Random House and Penguin completed their planned merger on Monday, a tie-up that leaves their parent companies, Germany's Bertelsmann and Britain's Pearson, with 53 percent and 47 percent of the new company, respectively.

Penguin Random House will bring together the two company's physical and digital book-publishing businesses - both fiction and non-fiction for adults and children - in the United States, Britain, Canada, Australia, India and New Zealand, the group announced in Spain.

It also will combine Penguin's publishers in Asia and South Africa, Dorling Kindersley worldwide, and Random House's publishing companies in Spain, Mexico, Argentina, Uruguay, Colombia and Chile.

Random House's publishing group in Germany, Verlagsgruppe Random House, was left out of the merger and will continue to be a part of Bertelsmann.

Between mid-February and the beginning of June, Penguin Random House, which will be headquartered in New York, received approval for the merger from the U.S. Department of Justice, the European Commission and regulatory agencies in New Zealand, Australia, Canada, South Africa and China, without conditions in each case.

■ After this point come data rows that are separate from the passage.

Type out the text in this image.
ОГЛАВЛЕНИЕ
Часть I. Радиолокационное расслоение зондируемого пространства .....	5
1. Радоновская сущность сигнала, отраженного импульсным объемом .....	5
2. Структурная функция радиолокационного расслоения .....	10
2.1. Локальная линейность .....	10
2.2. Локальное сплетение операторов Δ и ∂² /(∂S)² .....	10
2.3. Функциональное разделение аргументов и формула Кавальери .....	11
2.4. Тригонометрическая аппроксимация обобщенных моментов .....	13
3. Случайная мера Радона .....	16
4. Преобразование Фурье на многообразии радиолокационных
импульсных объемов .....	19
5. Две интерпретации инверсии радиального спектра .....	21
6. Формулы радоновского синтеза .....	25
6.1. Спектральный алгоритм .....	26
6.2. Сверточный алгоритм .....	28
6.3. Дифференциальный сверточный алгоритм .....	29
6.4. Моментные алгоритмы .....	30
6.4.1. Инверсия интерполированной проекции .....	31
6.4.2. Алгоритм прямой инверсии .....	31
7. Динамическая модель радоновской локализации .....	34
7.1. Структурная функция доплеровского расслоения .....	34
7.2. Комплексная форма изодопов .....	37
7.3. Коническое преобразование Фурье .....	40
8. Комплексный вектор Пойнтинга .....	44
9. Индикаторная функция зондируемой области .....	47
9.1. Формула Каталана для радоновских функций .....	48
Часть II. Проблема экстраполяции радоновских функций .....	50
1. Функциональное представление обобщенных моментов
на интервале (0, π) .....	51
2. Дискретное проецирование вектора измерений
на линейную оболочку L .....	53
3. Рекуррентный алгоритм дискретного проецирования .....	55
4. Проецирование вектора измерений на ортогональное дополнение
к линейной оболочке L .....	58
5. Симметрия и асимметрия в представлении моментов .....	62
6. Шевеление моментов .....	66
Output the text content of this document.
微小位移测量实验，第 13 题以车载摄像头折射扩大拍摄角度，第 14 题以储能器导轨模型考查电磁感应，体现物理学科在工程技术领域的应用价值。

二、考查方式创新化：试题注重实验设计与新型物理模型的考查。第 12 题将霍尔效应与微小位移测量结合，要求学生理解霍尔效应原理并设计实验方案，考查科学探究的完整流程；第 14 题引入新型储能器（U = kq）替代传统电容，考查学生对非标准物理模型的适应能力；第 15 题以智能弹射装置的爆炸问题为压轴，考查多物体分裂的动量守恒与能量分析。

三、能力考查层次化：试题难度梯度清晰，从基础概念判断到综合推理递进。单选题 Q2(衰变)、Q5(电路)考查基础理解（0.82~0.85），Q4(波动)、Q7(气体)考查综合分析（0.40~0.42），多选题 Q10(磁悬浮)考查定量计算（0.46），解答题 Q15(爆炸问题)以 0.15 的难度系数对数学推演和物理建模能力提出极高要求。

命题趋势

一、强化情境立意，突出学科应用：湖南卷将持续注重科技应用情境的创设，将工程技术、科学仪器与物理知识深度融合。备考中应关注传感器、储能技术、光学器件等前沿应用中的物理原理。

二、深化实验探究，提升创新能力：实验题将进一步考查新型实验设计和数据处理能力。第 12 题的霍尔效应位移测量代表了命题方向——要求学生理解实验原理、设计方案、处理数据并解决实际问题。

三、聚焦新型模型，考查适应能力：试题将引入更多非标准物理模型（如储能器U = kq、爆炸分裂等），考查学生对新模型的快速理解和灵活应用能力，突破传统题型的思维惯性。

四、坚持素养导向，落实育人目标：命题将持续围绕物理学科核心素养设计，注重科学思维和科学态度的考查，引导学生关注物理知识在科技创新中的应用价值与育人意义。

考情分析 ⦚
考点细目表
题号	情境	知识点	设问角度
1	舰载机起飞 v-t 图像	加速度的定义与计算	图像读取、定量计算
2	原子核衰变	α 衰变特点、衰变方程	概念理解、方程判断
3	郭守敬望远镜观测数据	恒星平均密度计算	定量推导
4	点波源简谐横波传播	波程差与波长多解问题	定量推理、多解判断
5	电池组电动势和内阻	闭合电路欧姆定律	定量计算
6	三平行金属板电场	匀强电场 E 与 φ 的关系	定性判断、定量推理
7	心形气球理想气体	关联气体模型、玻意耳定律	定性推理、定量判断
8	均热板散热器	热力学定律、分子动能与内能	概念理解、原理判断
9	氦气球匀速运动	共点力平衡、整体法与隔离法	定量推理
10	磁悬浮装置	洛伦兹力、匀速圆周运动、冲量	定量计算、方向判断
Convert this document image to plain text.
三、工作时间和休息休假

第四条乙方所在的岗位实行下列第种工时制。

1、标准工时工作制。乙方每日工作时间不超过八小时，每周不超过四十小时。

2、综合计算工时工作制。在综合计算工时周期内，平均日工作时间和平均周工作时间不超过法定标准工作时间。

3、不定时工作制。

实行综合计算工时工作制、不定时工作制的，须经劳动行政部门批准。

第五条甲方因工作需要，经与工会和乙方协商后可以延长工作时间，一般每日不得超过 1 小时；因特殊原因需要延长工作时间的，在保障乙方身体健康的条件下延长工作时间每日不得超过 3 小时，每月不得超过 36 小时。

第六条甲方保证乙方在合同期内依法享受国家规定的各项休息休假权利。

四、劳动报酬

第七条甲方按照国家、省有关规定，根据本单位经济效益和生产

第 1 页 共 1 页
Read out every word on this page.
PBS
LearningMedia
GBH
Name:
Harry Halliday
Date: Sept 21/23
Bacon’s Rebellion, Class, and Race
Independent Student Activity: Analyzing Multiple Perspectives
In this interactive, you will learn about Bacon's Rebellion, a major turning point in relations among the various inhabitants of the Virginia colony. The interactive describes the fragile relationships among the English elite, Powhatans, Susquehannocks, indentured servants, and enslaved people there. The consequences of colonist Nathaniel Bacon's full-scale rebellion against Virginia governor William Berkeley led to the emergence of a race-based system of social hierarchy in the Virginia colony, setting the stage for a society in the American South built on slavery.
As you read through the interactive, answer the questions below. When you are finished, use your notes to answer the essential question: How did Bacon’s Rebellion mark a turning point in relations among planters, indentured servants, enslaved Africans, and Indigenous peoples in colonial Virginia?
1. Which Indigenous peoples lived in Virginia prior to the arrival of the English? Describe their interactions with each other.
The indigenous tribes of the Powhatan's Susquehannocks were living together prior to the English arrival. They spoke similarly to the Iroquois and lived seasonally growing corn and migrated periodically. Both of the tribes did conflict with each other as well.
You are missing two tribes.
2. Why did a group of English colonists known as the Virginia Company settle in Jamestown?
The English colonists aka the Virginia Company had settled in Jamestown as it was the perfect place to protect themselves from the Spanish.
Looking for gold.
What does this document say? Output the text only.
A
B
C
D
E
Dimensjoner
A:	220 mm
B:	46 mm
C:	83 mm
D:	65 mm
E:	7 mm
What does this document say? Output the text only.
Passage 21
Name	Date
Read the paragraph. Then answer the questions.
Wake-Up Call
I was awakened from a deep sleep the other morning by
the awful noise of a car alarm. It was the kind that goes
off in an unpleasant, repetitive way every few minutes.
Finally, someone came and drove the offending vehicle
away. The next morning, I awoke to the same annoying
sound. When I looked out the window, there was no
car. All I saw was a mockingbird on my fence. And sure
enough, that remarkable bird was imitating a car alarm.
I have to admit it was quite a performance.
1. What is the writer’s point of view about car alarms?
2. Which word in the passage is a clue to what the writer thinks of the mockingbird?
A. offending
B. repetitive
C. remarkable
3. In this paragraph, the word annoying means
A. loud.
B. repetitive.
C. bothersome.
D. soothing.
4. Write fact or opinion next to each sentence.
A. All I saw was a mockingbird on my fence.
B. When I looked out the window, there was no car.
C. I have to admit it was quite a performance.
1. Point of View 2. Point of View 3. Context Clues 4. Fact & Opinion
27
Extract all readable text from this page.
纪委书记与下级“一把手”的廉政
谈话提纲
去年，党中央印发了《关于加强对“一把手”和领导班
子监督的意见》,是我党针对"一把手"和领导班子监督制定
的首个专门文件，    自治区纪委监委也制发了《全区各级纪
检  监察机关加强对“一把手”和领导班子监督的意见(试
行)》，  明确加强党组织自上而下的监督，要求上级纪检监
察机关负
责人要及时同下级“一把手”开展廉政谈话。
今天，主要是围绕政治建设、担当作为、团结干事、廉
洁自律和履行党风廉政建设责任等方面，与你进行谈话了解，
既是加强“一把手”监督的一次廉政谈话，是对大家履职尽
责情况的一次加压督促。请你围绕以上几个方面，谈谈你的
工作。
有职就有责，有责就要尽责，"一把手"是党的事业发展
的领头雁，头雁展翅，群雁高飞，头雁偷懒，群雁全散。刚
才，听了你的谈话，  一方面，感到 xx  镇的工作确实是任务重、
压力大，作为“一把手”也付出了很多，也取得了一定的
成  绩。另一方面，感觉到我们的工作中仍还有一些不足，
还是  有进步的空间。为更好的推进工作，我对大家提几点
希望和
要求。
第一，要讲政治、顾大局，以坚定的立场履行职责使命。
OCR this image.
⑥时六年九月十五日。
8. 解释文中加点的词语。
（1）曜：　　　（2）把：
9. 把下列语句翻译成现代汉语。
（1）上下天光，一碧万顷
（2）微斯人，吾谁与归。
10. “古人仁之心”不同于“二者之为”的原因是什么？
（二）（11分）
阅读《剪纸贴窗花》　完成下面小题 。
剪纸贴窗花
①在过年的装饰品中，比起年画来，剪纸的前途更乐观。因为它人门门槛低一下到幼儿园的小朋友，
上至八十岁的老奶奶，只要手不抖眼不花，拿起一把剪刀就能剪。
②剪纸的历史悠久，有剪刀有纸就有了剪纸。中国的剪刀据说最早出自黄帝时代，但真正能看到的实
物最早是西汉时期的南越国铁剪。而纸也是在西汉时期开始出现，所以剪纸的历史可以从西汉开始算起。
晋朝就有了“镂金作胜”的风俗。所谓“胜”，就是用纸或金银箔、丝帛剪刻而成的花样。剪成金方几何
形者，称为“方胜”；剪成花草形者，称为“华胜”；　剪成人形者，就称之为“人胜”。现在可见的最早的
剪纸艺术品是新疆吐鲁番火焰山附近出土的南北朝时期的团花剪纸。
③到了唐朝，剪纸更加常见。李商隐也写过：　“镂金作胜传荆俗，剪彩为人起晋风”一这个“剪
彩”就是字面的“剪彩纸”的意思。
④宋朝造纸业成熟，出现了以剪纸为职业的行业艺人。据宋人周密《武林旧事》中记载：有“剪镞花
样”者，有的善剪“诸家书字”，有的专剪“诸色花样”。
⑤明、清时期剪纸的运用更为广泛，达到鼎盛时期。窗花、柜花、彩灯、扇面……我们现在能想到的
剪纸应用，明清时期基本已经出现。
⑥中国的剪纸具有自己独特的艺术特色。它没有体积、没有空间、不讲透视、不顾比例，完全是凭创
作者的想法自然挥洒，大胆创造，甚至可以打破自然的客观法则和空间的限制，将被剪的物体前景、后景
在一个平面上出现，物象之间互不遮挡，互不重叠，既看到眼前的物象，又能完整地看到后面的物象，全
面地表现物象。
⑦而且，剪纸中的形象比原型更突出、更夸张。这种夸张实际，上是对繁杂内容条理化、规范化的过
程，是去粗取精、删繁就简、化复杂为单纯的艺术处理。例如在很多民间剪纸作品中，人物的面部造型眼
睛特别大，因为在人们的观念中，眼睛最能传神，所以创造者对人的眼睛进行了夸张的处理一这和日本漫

Penguin Random House will have more than 10,000 employees on five continents and comprise nearly 250 independent publishing imprints

As of the close of the business day on Monday, Markus Dohle, Random House's global chairman and chief executive since 2008, will take over as CEO of Penguin Random House, while John Makinson, head of the Penguin Group since 2002, will be the new company's chairman.